The poor mother, becoming alarmed at his disappearance, offered a small sum of money to any one who would find the boy and bring him home. The peasants of the village scattered themselves among the mountains, caught the runaway, and at the mother’s request took him to the monks of St. Luke’s monastery to have the devil exorcised out of him, for she believed he must be mad. But Nicolas in his cave had one night seen come to him an old man of venerable aspect, with long beard and white hair, stark naked,[16] who bade him be of good cheer, and pursue his admirable course of conduct. The monks of Sterium brought him into the church and endeavoured to exorcise the demon, first with prayers, and afterwards with kicks and blows. Nicolas rushed from the gates of the church shrieking, “Kyrie eleison!” He was brought back and shut up in a tower, with a slab of stone against the door, to keep him in. During the night the sleep of the monks was broken by the muffled cries of “Kyrie eleison!” issuing from the old tower. A thunderstorm burst over the monastery at midnight, and Nicolas dashed the door open, threw down the stone, and leaped forth, shouting between the thunder crashes, “Kyrie eleison!” The monks caught him, put shackles on his wrists, and thrust him into a cell. As they sat next day at their meal in the refectory, the door flew open, and in stalked Nicolas with the chains broken in his hands; he clashed them down on the table before their eyes, and shouted “Kyrie eleison!” till the rafters and walls shook again. The monks rose from table, and thrust him forth, whilst they proceeded with their meal.
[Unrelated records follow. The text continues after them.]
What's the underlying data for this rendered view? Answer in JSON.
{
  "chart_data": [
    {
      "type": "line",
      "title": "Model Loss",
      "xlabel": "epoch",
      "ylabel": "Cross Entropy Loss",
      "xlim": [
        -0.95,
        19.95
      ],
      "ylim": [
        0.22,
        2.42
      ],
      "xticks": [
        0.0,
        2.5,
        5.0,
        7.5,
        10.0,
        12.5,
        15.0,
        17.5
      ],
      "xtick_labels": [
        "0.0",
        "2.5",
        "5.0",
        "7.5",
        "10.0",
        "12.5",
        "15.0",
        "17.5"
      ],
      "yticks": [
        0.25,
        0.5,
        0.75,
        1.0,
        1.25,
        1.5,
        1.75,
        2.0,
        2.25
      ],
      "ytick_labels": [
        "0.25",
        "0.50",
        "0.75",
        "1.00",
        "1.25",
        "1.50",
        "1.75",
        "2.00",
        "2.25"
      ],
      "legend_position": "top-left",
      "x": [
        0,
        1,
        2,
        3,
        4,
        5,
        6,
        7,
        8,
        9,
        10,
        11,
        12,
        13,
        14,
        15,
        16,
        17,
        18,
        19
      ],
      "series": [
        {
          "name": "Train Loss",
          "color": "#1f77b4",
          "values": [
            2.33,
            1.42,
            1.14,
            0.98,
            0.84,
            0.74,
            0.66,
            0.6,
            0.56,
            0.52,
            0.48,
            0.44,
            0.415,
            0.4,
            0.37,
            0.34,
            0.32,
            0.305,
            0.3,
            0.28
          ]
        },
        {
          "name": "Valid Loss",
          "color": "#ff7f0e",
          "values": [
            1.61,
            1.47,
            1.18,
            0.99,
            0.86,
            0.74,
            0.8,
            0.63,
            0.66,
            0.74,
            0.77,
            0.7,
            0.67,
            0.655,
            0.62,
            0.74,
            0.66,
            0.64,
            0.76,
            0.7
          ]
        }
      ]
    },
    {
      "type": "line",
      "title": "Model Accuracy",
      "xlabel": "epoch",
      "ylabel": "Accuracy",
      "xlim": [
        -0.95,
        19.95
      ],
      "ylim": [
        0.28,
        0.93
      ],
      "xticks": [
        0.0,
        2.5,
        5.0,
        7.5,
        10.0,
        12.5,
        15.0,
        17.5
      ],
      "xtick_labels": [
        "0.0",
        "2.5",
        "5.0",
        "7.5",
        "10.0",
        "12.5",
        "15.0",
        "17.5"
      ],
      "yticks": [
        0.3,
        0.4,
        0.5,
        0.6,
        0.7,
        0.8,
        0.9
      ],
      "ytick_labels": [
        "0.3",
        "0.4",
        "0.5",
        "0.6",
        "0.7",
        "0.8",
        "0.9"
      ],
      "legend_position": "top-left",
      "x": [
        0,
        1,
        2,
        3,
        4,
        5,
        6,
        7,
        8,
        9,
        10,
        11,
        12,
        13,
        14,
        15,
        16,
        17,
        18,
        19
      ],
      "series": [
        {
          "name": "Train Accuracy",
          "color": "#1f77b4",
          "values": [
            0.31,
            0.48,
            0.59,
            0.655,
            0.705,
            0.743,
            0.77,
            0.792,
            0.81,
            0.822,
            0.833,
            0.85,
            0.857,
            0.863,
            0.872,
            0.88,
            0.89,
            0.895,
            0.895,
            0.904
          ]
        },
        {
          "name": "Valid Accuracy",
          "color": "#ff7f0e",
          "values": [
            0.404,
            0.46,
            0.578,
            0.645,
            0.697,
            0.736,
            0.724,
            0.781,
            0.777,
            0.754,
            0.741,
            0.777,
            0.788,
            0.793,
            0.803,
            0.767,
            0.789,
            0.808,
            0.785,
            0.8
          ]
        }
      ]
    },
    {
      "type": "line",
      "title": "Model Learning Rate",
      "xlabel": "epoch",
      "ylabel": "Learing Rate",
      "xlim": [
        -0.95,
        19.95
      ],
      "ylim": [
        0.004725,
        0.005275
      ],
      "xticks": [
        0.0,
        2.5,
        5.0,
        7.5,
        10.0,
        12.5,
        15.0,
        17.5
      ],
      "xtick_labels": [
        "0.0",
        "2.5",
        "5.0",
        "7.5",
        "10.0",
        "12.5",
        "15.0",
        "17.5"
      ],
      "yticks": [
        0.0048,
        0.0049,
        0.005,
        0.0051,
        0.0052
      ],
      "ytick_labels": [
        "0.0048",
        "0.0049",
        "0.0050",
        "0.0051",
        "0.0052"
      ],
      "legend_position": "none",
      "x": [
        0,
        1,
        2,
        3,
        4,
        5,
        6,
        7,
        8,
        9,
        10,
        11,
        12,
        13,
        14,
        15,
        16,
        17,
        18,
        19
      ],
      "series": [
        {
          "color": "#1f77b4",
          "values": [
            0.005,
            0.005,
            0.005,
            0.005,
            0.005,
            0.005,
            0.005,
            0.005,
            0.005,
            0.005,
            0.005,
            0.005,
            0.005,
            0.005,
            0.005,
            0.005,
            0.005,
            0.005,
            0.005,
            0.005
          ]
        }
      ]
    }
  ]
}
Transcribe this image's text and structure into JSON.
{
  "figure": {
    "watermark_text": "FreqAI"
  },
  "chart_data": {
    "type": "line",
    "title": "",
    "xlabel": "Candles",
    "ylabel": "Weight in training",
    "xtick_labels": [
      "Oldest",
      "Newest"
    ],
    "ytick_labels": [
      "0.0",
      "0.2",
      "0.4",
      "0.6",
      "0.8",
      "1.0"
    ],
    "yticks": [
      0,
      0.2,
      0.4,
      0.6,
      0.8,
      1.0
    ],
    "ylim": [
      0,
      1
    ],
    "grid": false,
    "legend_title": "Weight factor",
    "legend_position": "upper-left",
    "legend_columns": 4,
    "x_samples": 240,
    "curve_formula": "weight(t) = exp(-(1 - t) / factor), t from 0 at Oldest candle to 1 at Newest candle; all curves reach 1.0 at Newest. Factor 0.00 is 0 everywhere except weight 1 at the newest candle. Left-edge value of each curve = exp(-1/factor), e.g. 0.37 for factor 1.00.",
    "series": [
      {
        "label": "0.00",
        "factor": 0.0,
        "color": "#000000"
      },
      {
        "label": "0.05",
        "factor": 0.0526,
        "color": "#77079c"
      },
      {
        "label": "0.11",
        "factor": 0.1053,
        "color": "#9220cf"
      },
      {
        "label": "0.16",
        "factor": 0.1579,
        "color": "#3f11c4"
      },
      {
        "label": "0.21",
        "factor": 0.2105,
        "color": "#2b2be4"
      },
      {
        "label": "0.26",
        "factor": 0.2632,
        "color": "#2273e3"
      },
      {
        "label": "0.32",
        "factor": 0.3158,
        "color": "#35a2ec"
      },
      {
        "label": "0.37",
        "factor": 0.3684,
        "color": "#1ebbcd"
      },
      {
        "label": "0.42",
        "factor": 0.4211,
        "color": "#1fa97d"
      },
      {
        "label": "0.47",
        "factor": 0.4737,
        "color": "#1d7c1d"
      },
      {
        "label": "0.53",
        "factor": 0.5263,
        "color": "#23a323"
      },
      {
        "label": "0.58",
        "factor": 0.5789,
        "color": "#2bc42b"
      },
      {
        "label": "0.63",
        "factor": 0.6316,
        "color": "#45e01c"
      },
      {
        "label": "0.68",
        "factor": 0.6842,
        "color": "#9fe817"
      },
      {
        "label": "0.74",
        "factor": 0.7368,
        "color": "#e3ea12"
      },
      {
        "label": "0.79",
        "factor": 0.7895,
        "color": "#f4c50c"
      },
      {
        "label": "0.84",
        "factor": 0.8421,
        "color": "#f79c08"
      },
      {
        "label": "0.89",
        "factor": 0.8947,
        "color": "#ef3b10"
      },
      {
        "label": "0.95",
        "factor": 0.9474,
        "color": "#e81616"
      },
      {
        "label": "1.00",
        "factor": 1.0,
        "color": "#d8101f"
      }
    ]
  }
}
Nicolas ran to the church, scrambled up the walls—how no one knew; his biographer Bartholomew thinks he must have swarmed up a sunbeam—reached the dome, and mounting to the apex, began to shout his supplication, “Kyrie eleison!”

In the meantime the monks had retired for their nap after dinner, when the reiterated cries from the top of the church cupola roused them and made sleep impossible. They came forth in great excitement. One, by order of the hegumen, or abbot, took a stout stick, and ascending to the roof by a spiral staircase, crawled after the boy, reached him, dislodged him, and with furious blows drove him off the roof.[17]

The monks now thought the best thing they could do would be to get summarily rid of the maniac by drowning. Papebroeck, the Bollandist, at this point appends the curious note: “If amongst ourselves, better instructed, it is customary to suffocate those who have been bitten by a mad dog—an atrocious custom—lest they should bite and hurt others, and this is regarded as a rough sort of mercy, is it any wonder that these rude monks should have supposed it proper to make away with a madman upon whom exorcism had failed to produce any effect?”

The monks accordingly tied the hands and feet of Nicolas, drew him down to the shore, threw him into a boat, rowed some way out to sea, and flung him overboard.

But Nicolas broke his bonds,[18] as he had shivered the shackles, and swimming ashore, reached land before the monks, and mounting a rock, roared to them as his greeting, “Kyrie eleison!”

The monks despaired of doing anything to him, and abandoned him to follow his own devices. He ran wild among the mountains, and constructed a little hut of logs and wattled branches for his residence. One day he descended to his mother’s house and carried off a hatchet, a knife, and a saw, and amused himself fashioning crosses out of the wood of the cedars he cut down, and erecting them on the summit of rocks inaccessible to every one else.

On another occasion he carried off his brother; but the boy was so frightened at the wild gestures and cries of Nicolas, that he refused to remain more than a night in his cell and ran away home, to the inexpressible relief of his mother.

Nicolas rambled over the country, dirty, dishevelled, and naked, asking and enforcing alms. He was well known to the monks of the monasteries throughout the neighbourhood as an importunate beggar at their doors. The lonely traveller hastily flung him an offering, glad to escape so easily. On one occasion Nicolas waylaid the steward of the monastery of Sterium, and arresting the horse he rode, reproached him with stinginess. The monk, who was armed with a cudgel, bounded from his saddle, fell on Nicolas, and beat him unmercifully, then mounted and joyfully pursued his road.

Nicolas picked himself up, and followed him at a distance with aching bones to the village where the steward slept that night. Then, stealing to his bedside in the dark, he roared into his ear, “Kyrie eleison!” and woke him with a start of terror.